Ce qui fascine chez Orhan Pamuk, c’est sa capacité à mêler avec une habileté rare la fiction et  le réel,  le tout enrobé d’éléments autobiographiques qui ajoutent une touche d’authenticité à son récit. Neige ne déroge pas à la règle, quitte même à déstabiliser le lecteur en faisant évoluer sa narration au cours du roman. Si les deux premiers tiers de l’histoire sont racontés à travers les yeux de Ka, progressivement celui-ci laisse la place à Orhan Pamuk lui-même, qui se présente comme son meilleur ami venu terminer un récit inachevé. Un procédé narratif quelque peu étrange, mais qui a le mérite de casser la linéarité du récit sans pour autant faire naître une véritable dissonance. L’autre grande force d’Orhan Pamuk, c’est son écriture. L’auteur turc n’est pas nécessairement un grand styliste, en dépit de quelques fulgurances, ne cherchez pas dans sa prose une langue chatoyante et exubérante, le style de Pamuk est plus simple et use d’une certaine forme de lenteur mélancolique. Il y a toujours chez l’auteur une grande nostalgie d’un temps désormais révolu, indépassable et nécessairement idéalisé. Ce regard empreint d’une certaine tristesse face au temps qui passe, lui permet évidemment de souligner les grandes lignes de fracture, ainsi que les évolutions de son pays, car si Pamuk réenchante la mémoire des choses, il le fait toujours à dessein, pour mettre en évidence les évolutions d’un pays bouillonnant. Fascinée par son propre passé impérial, la Turquie se cherche un nouveau destin, si possible aussi flamboyant et prestigieux. Tout ceci pourrait paraître, à nos yeux d’Occidentaux, un rien contradictoire tant les oppositions idéologiques, politiques et religieuses semblent diamétralement opposées dans un pays où tout semble au bord de la rupture, mais c’est aussi ce qui fait le charme du regard de Pamuk, dont le talent pour prendre le poul de la société turque est sans égal. 


Mais si le roman aborde évidemment des questions très politiques (la laïcité, la montée du radicalisme, la place des femmes, l’exil et le déracinement….), dressant lentement mais sûrement un portrait très contrasté de la Turquie moderne et de ses nombreuses interrogations, Neige est aussi un livre qui aborde le thème de la poésie avec beaucoup de finesse et de justesse. C’est, il me semble, suffisamment rare pour être souligné.

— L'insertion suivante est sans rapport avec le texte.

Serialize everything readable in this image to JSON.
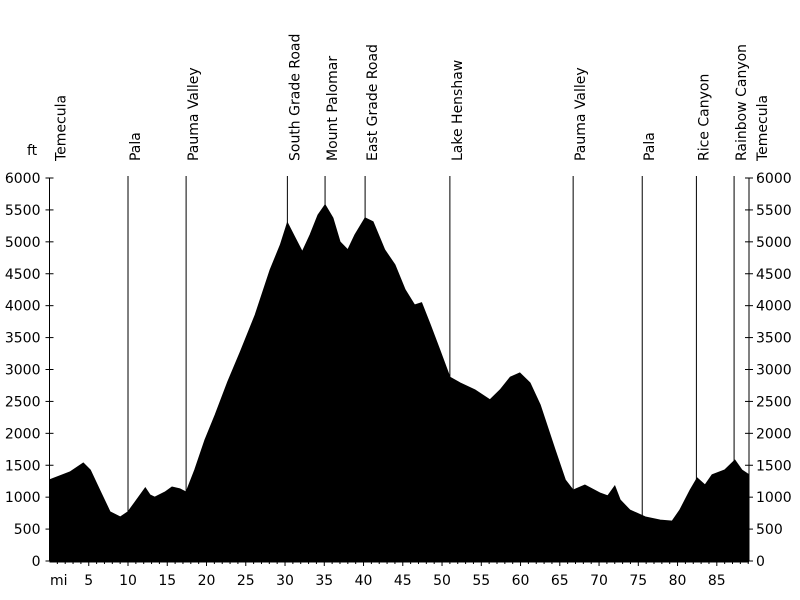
{
  "chart_data": {
    "type": "area",
    "title": "",
    "xlabel": "mi",
    "ylabel": "ft",
    "xlim": [
      0,
      89.1
    ],
    "ylim": [
      0,
      6000
    ],
    "grid": false,
    "fill_color": "#000000",
    "x_ticks": [
      5,
      10,
      15,
      20,
      25,
      30,
      35,
      40,
      45,
      50,
      55,
      60,
      65,
      70,
      75,
      80,
      85
    ],
    "y_ticks": [
      0,
      500,
      1000,
      1500,
      2000,
      2500,
      3000,
      3500,
      4000,
      4500,
      5000,
      5500,
      6000
    ],
    "x": [
      0,
      2.6,
      4.3,
      5.2,
      6.4,
      7.7,
      9,
      10,
      10.9,
      12.2,
      12.8,
      13.4,
      14.7,
      15.6,
      16.6,
      17.4,
      18.5,
      19.8,
      21.1,
      22.7,
      24.3,
      26.2,
      28.1,
      29.4,
      30.3,
      31.3,
      32.2,
      33.2,
      34.2,
      35.1,
      36.1,
      37,
      38,
      38.9,
      40.2,
      41.2,
      42.7,
      44,
      45.3,
      46.5,
      47.4,
      48.5,
      49.7,
      51,
      52.3,
      54.2,
      56.1,
      57.4,
      58.7,
      59.9,
      61.2,
      62.5,
      64.4,
      65.7,
      66.7,
      68.2,
      70.1,
      71.1,
      72,
      72.7,
      73.9,
      75.9,
      77.8,
      79.3,
      80.3,
      81.6,
      82.5,
      83.5,
      84.4,
      86,
      87.3,
      88.2,
      89.1
    ],
    "y": [
      1270,
      1395,
      1535,
      1425,
      1110,
      770,
      690,
      770,
      925,
      1145,
      1035,
      1000,
      1080,
      1160,
      1130,
      1080,
      1425,
      1895,
      2290,
      2805,
      3275,
      3855,
      4560,
      4950,
      5300,
      5060,
      4845,
      5110,
      5420,
      5580,
      5375,
      5000,
      4875,
      5110,
      5375,
      5315,
      4875,
      4640,
      4250,
      4010,
      4045,
      3700,
      3310,
      2880,
      2790,
      2680,
      2525,
      2680,
      2880,
      2945,
      2790,
      2445,
      1740,
      1270,
      1110,
      1190,
      1065,
      1020,
      1175,
      955,
      800,
      690,
      640,
      625,
      800,
      1110,
      1300,
      1190,
      1350,
      1425,
      1580,
      1425,
      1350
    ],
    "waypoints": [
      {
        "name": "Temecula",
        "mi": 0
      },
      {
        "name": "Pala",
        "mi": 10
      },
      {
        "name": "Pauma Valley",
        "mi": 17.4
      },
      {
        "name": "South Grade Road",
        "mi": 30.3
      },
      {
        "name": "Mount Palomar",
        "mi": 35.1
      },
      {
        "name": "East Grade Road",
        "mi": 40.2
      },
      {
        "name": "Lake Henshaw",
        "mi": 51
      },
      {
        "name": "Pauma Valley",
        "mi": 66.7
      },
      {
        "name": "Pala",
        "mi": 75.5
      },
      {
        "name": "Rice Canyon",
        "mi": 82.4
      },
      {
        "name": "Rainbow Canyon",
        "mi": 87.2
      },
      {
        "name": "Temecula",
        "mi": 89.1
      }
    ]
  }
}
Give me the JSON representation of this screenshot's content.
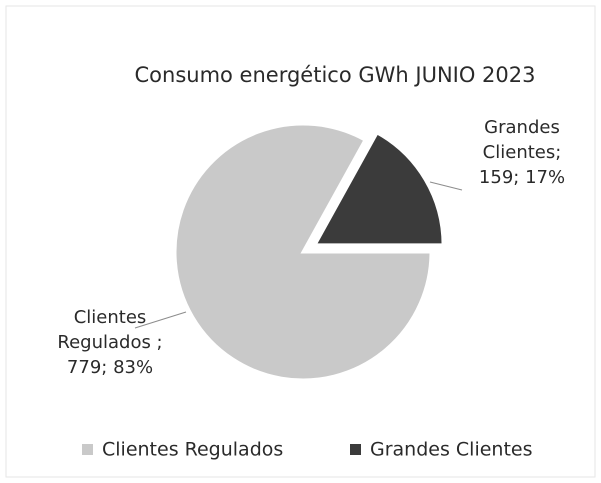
{
  "chart_data": {
    "type": "pie",
    "title": "Consumo energético GWh JUNIO 2023",
    "categories": [
      "Clientes Regulados",
      "Grandes Clientes"
    ],
    "values": [
      779,
      159
    ],
    "value_labels": [
      [
        "Clientes",
        "Regulados ;",
        "779; 83%"
      ],
      [
        "Grandes",
        "Clientes;",
        "159; 17%"
      ]
    ],
    "colors": [
      "#c9c9c9",
      "#3b3b3b"
    ],
    "legend": "bottom"
  }
}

On pourra regretter que les fameux poèmes écrits par Ka tout au long de son séjour à Kars, renouveau de son inspiration, ne soient pas proposés à la lecture, mais l’essentiel est ailleurs, dans la retranscription du sentiment poétique, de cette longue errance affective qui pousse le poète à poser une regard neuf et singulier sur le monde et l’incite à écrire avec son coeur autant qu’avec ses tripes. De l’émotion, du sentiment d’étrangeté, exacerbés par une sensibilité à fleur de peau, émergent des instants hors du temps et de l’agitation du monde ; c’est cette émotion qui est au cœur de la création poétique et que Neige réussit à toucher subtilement du doigt.